Pee Wee’s Big Adventure

I do believe that somewhere there exists a photo of myself in my 1985 frilly Easter finery, posing with an inflatable bunny and a VHS copy of Pee Wee’s Big Adventure. How was there ever a world before Pee Wee? From his red bow tie, all the way down to his white moccasins, I’ve cherished him for a lifetime. My husband grew up loving him too, and in the interest of full disclosure, both of us got several emails and texts when the new movie was announced. It’s common knowledge that we’re a family of fans. My son was charmed by him immediately, and a few years down the line, my daughter was too. Not that we expected any different. I mean, we would have kept her anyway, but we’d talk about her behind her back.

The New Adventures of Pippi Longstocking

Every Halloween, I wished I were a red head so I could shove wire into my braids, throw on some crazy mismatched rags and perch a monkey on my shoulder. I just loved Pippi. She was the opposite of everything I believed myself to be. She was daring and fearless. She was bold and full of imagination. She lived alone and didn’t even look under her bed before she went to sleep. I could barely manage going upstairs alone when everyone was home. I know it is controversial to suggest this over the original, but it’s really only because of the musical numbers. There isn’t a single time I’ve ever mopped a floor and not hummed “Scrubbing Day” while thinking about how much more fun the job would be if I strapped scrub brushes on my feet instead. I’ve seen every single one of the Pippi movies, too, except for Pippi in the South Seas, which was eaten by our VCR one fateful movie night in the mid-80’s. Irritating as she may be, she’s the sort of spunk I want my kids to be delighted by. (Hold the too big for their britches Disney Channel sasspots.)

The Goonies

This may be my favorite movie of all time. Yes, at this point I’ve run it right into the ground, but I stand by calling it such. How can you top seven kids on a perilous adventure to find pirate treasure in hopes of saving their homes from being bulldozed into a golf course? GAH! It’s everything. Yes, there’s a statue penis breaking incident and one kid gets locked in a freezer with a corpse, but that’s the way the 80’s rolled.

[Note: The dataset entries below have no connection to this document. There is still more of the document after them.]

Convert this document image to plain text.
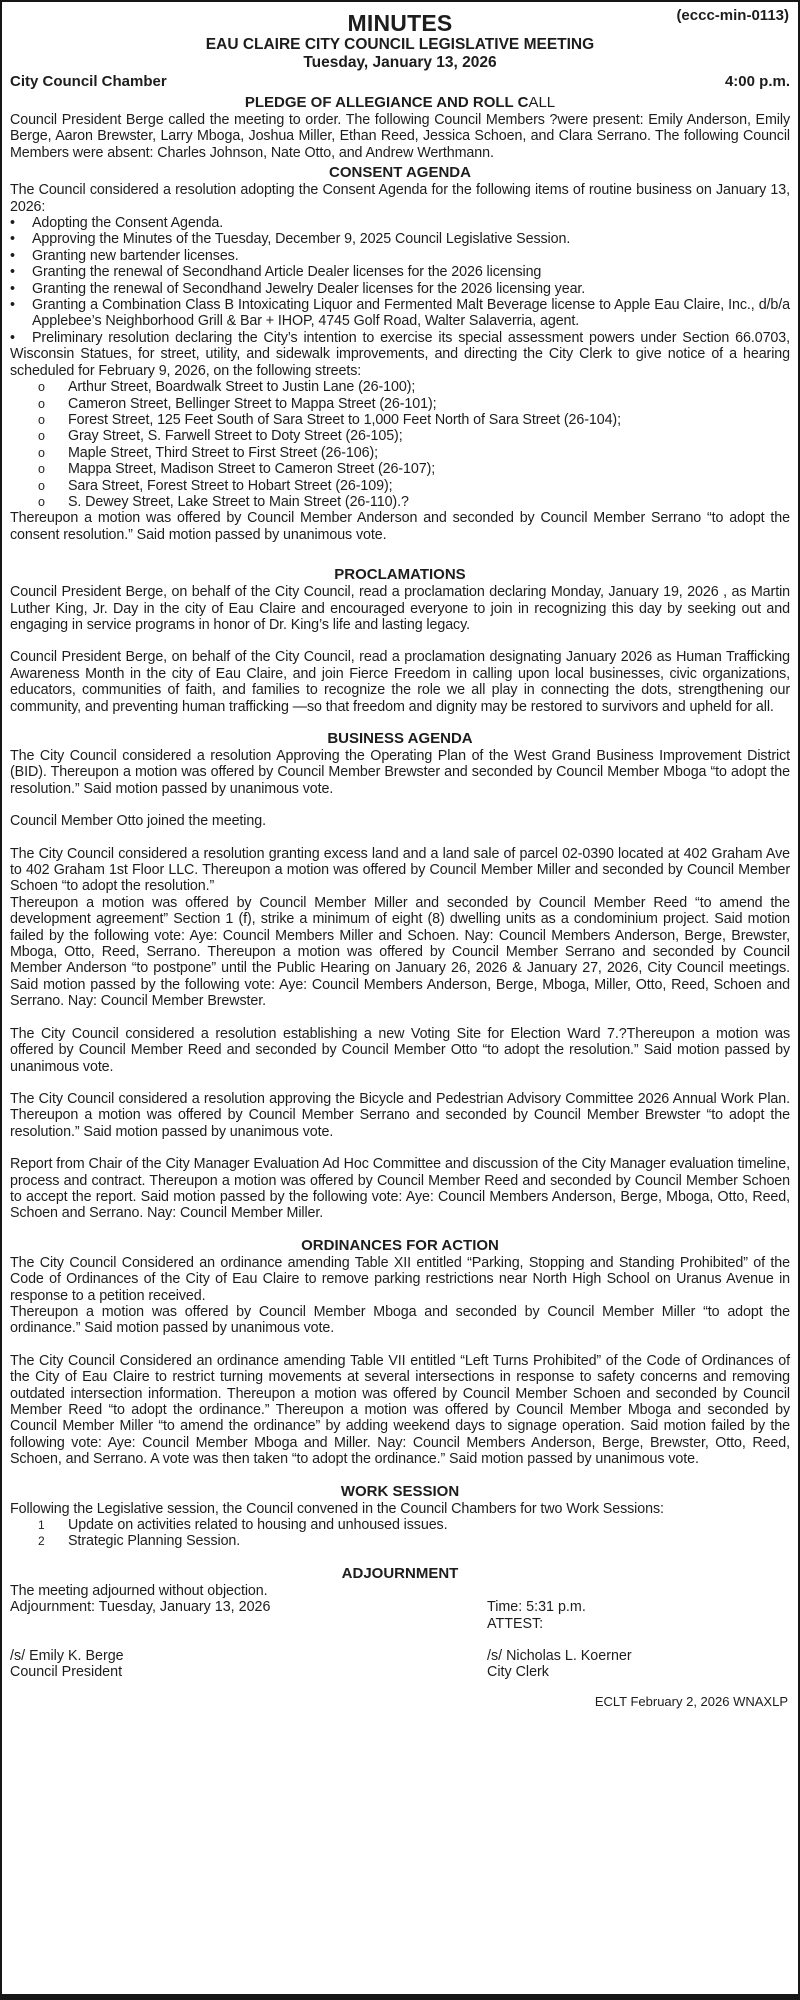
(eccc-min-0113)
MINUTES
EAU CLAIRE CITY COUNCIL LEGISLATIVE MEETING
Tuesday, January 13, 2026
City Council Chamber	4:00 p.m.
PLEDGE OF ALLEGIANCE AND ROLL CALL

Council President Berge called the meeting to order. The following Council Members ?were present: Emily Anderson, Emily Berge, Aaron Brewster, Larry Mboga, Joshua Miller, Ethan Reed, Jessica Schoen, and Clara Serrano. The following Council Members were absent: Charles Johnson, Nate Otto, and Andrew Werthmann.

CONSENT AGENDA

The Council considered a resolution adopting the Consent Agenda for the following items of routine business on January 13, 2026:

• Adopting the Consent Agenda.
• Approving the Minutes of the Tuesday, December 9, 2025 Council Legislative Session.
• Granting new bartender licenses.
• Granting the renewal of Secondhand Article Dealer licenses for the 2026 licensing
• Granting the renewal of Secondhand Jewelry Dealer licenses for the 2026 licensing year.
• Granting a Combination Class B Intoxicating Liquor and Fermented Malt Beverage license to Apple Eau Claire, Inc., d/b/a Applebee’s Neighborhood Grill & Bar + IHOP, 4745 Golf Road, Walter Salaverria, agent.
• Preliminary resolution declaring the City’s intention to exercise its special assessment powers under Section 66.0703, Wisconsin Statues, for street, utility, and sidewalk improvements, and directing the City Clerk to give notice of a hearing scheduled for February 9, 2026, on the following streets:
o Arthur Street, Boardwalk Street to Justin Lane (26-100);
o Cameron Street, Bellinger Street to Mappa Street (26-101);
o Forest Street, 125 Feet South of Sara Street to 1,000 Feet North of Sara Street (26-104);
o Gray Street, S. Farwell Street to Doty Street (26-105);
o Maple Street, Third Street to First Street (26-106);
o Mappa Street, Madison Street to Cameron Street (26-107);
o Sara Street, Forest Street to Hobart Street (26-109);
o S. Dewey Street, Lake Street to Main Street (26-110).?

Thereupon a motion was offered by Council Member Anderson and seconded by Council Member Serrano “to adopt the consent resolution.” Said motion passed by unanimous vote.

PROCLAMATIONS

Council President Berge, on behalf of the City Council, read a proclamation declaring Monday, January 19, 2026 , as Martin Luther King, Jr. Day in the city of Eau Claire and encouraged everyone to join in recognizing this day by seeking out and engaging in service programs in honor of Dr. King’s life and lasting legacy.

Council President Berge, on behalf of the City Council, read a proclamation designating January 2026 as Human Trafficking Awareness Month in the city of Eau Claire, and join Fierce Freedom in calling upon local businesses, civic organizations, educators, communities of faith, and families to recognize the role we all play in connecting the dots, strengthening our community, and preventing human trafficking —so that freedom and dignity may be restored to survivors and upheld for all.

BUSINESS AGENDA

The City Council considered a resolution Approving the Operating Plan of the West Grand Business Improvement District (BID). Thereupon a motion was offered by Council Member Brewster and seconded by Council Member Mboga “to adopt the resolution.” Said motion passed by unanimous vote.

Council Member Otto joined the meeting.

The City Council considered a resolution granting excess land and a land sale of parcel 02-0390 located at 402 Graham Ave to 402 Graham 1st Floor LLC. Thereupon a motion was offered by Council Member Miller and seconded by Council Member Schoen “to adopt the resolution.”

Thereupon a motion was offered by Council Member Miller and seconded by Council Member Reed “to amend the development agreement” Section 1 (f), strike a minimum of eight (8) dwelling units as a condominium project. Said motion failed by the following vote: Aye: Council Members Miller and Schoen. Nay: Council Members Anderson, Berge, Brewster, Mboga, Otto, Reed, Serrano. Thereupon a motion was offered by Council Member Serrano and seconded by Council Member Anderson “to postpone” until the Public Hearing on January 26, 2026 & January 27, 2026, City Council meetings. Said motion passed by the following vote: Aye: Council Members Anderson, Berge, Mboga, Miller, Otto, Reed, Schoen and Serrano. Nay: Council Member Brewster.

The City Council considered a resolution establishing a new Voting Site for Election Ward 7.?Thereupon a motion was offered by Council Member Reed and seconded by Council Member Otto “to adopt the resolution.” Said motion passed by unanimous vote.

The City Council considered a resolution approving the Bicycle and Pedestrian Advisory Committee 2026 Annual Work Plan. Thereupon a motion was offered by Council Member Serrano and seconded by Council Member Brewster “to adopt the resolution.” Said motion passed by unanimous vote.

Report from Chair of the City Manager Evaluation Ad Hoc Committee and discussion of the City Manager evaluation timeline, process and contract. Thereupon a motion was offered by Council Member Reed and seconded by Council Member Schoen to accept the report. Said motion passed by the following vote: Aye: Council Members Anderson, Berge, Mboga, Otto, Reed, Schoen and Serrano. Nay: Council Member Miller.

ORDINANCES FOR ACTION

The City Council Considered an ordinance amending Table XII entitled “Parking, Stopping and Standing Prohibited” of the Code of Ordinances of the City of Eau Claire to remove parking restrictions near North High School on Uranus Avenue in response to a petition received.

Thereupon a motion was offered by Council Member Mboga and seconded by Council Member Miller “to adopt the ordinance.” Said motion passed by unanimous vote.

The City Council Considered an ordinance amending Table VII entitled “Left Turns Prohibited” of the Code of Ordinances of the City of Eau Claire to restrict turning movements at several intersections in response to safety concerns and removing outdated intersection information. Thereupon a motion was offered by Council Member Schoen and seconded by Council Member Reed “to adopt the ordinance.” Thereupon a motion was offered by Council Member Mboga and seconded by Council Member Miller “to amend the ordinance” by adding weekend days to signage operation. Said motion failed by the following vote: Aye: Council Member Mboga and Miller. Nay: Council Members Anderson, Berge, Brewster, Otto, Reed, Schoen, and Serrano. A vote was then taken “to adopt the ordinance.” Said motion passed by unanimous vote.

WORK SESSION

Following the Legislative session, the Council convened in the Council Chambers for two Work Sessions:

1 Update on activities related to housing and unhoused issues.
2 Strategic Planning Session.
ADJOURNMENT

The meeting adjourned without objection.

Adjournment: Tuesday, January 13, 2026	Time: 5:31 p.m.
ATTEST:
/s/ Emily K. Berge	/s/ Nicholas L. Koerner
Council President	City Clerk
ECLT February 2, 2026 WNAXLP
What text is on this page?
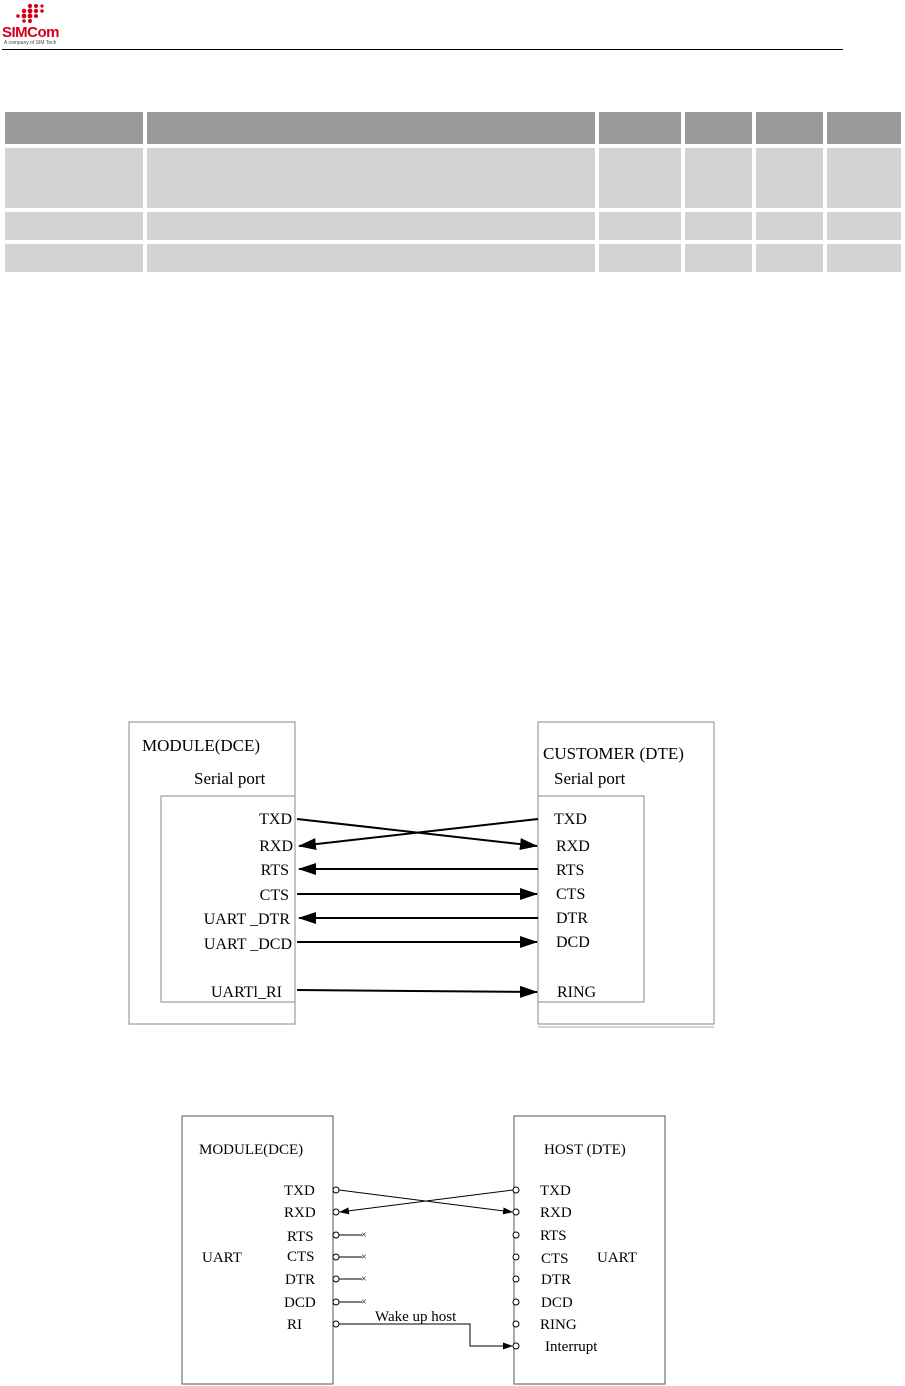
SIMCom
A company of SIM Tech
MODULE(DCE)
Serial port
CUSTOMER (DTE)
Serial port
TXD
RXD
RTS
CTS
UART _DTR
UART _DCD
UARTl_RI
TXD
RXD
RTS
CTS
DTR
DCD
RING
MODULE(DCE)	HOST (DTE)
UART	UART
TXD
RXD
RTS
CTS
DTR
DCD
RI
TXD
RXD
RTS
CTS
DTR
DCD
RING
Interrupt
×
×
×
×
Wake up host
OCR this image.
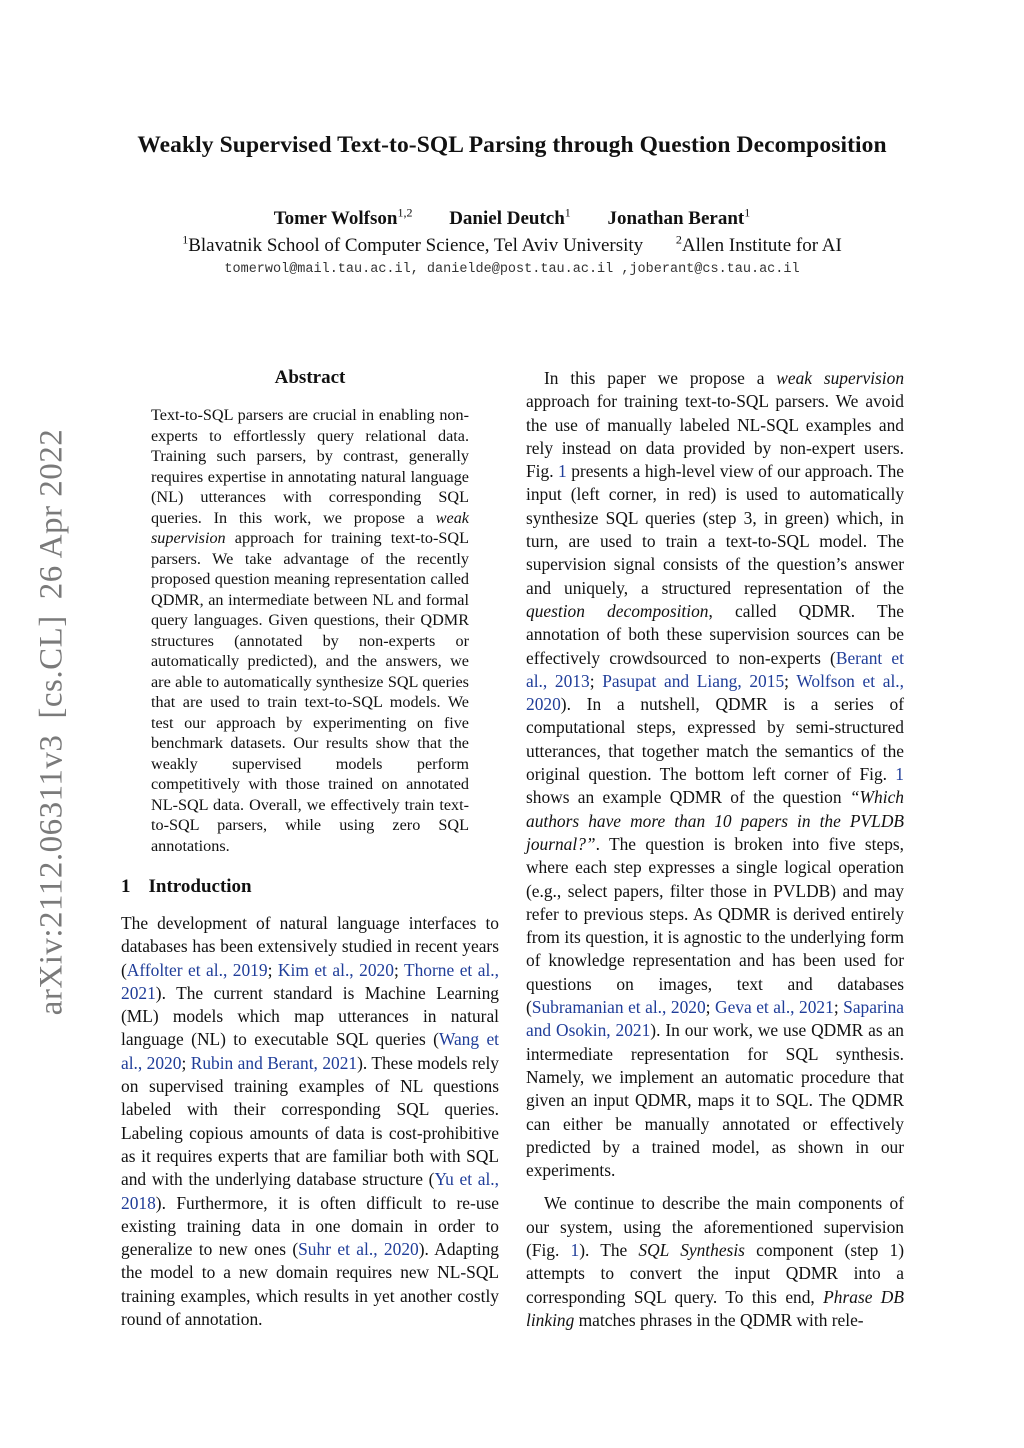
arXiv:2112.06311v3[cs.CL]26 Apr 2022
Weakly Supervised Text-to-SQL Parsing through Question Decomposition
Tomer Wolfson$^{1,2}$ Daniel Deutch$^1$ Jonathan Berant$^1$
$^1$Blavatnik School of Computer Science, Tel Aviv University	$^2$Allen Institute for AI
tomerwol@mail.tau.ac.il, danielde@post.tau.ac.il ,joberant@cs.tau.ac.il
Abstract
Text-to-SQL parsers are crucial in enabling non-experts to effortlessly query relational data. Training such parsers, by contrast, generally requires expertise in annotating natural language (NL) utterances with corresponding SQL queries. In this work, we propose a weak supervision approach for training text-to-SQL parsers. We take advantage of the recently proposed question meaning representation called QDMR, an intermediate between NL and formal query languages. Given questions, their QDMR structures (annotated by non-experts or automatically predicted), and the answers, we are able to automatically synthesize SQL queries that are used to train text-to-SQL models. We test our approach by experimenting on five benchmark datasets. Our results show that the weakly supervised models perform competitively with those trained on annotated NL-SQL data. Overall, we effectively train text-to-SQL parsers, while using zero SQL annotations.
1 Introduction

The development of natural language interfaces to databases has been extensively studied in recent years (Affolter et al., 2019; Kim et al., 2020; Thorne et al., 2021). The current standard is Machine Learning (ML) models which map utterances in natural language (NL) to executable SQL queries (Wang et al., 2020; Rubin and Berant, 2021). These models rely on supervised training examples of NL questions labeled with their corresponding SQL queries. Labeling copious amounts of data is cost-prohibitive as it requires experts that are familiar both with SQL and with the underlying database structure (Yu et al., 2018). Furthermore, it is often difficult to re-use existing training data in one domain in order to generalize to new ones (Suhr et al., 2020). Adapting the model to a new domain requires new NL-SQL training examples, which results in yet another costly round of annotation.

In this paper we propose a weak supervision approach for training text-to-SQL parsers. We avoid the use of manually labeled NL-SQL examples and rely instead on data provided by non-expert users. Fig. 1 presents a high-level view of our approach. The input (left corner, in red) is used to automatically synthesize SQL queries (step 3, in green) which, in turn, are used to train a text-to-SQL model. The supervision signal consists of the question’s answer and uniquely, a structured representation of the question decomposition, called QDMR. The annotation of both these supervision sources can be effectively crowdsourced to non-experts (Berant et al., 2013; Pasupat and Liang, 2015; Wolfson et al., 2020). In a nutshell, QDMR is a series of computational steps, expressed by semi-structured utterances, that together match the semantics of the original question. The bottom left corner of Fig. 1 shows an example QDMR of the question “Which authors have more than 10 papers in the PVLDB journal?”. The question is broken into five steps, where each step expresses a single logical operation (e.g., select papers, filter those in PVLDB) and may refer to previous steps. As QDMR is derived entirely from its question, it is agnostic to the underlying form of knowledge representation and has been used for questions on images, text and databases (Subramanian et al., 2020; Geva et al., 2021; Saparina and Osokin, 2021). In our work, we use QDMR as an intermediate representation for SQL synthesis. Namely, we implement an automatic procedure that given an input QDMR, maps it to SQL. The QDMR can either be manually annotated or effectively predicted by a trained model, as shown in our experiments.

We continue to describe the main components of our system, using the aforementioned supervision (Fig. 1). The SQL Synthesis component (step 1) attempts to convert the input QDMR into a corresponding SQL query. To this end, Phrase DB linking matches phrases in the QDMR with rele-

I probably haven’t gone more than a year or two since seeing it for the first time without watching at least a few minutes, so finally watching it with my kid felt like introducing him to a family member. I’m not sure he was as riveted as I wanted him to be, but it’s likely that nudging him every twenty minutes to go “Isn’t this great? Huh? What do you think? Awesome, huh?” didn’t add to the experience.

Home Alone

We saw this as a family in the theater the weekend it opened. When it came out on video, we owned a copy. It’s possible that eventually my parents threw it out the window of a moving vehicle. A few years back at Christmas, I showed it to my son. One viewing in, he had mastered the iconic after shave scene, slapping his face with both hands and letting out a blood-curdling yell. I feel my life came completely full circle when this past Christmas I finally broke down at the sixth viewing of it in the season. “OH MY GOD. IF YOU GUYS DON’T PICK A DIFFERENT MOVIE I’M THROWING OUT THE TV.”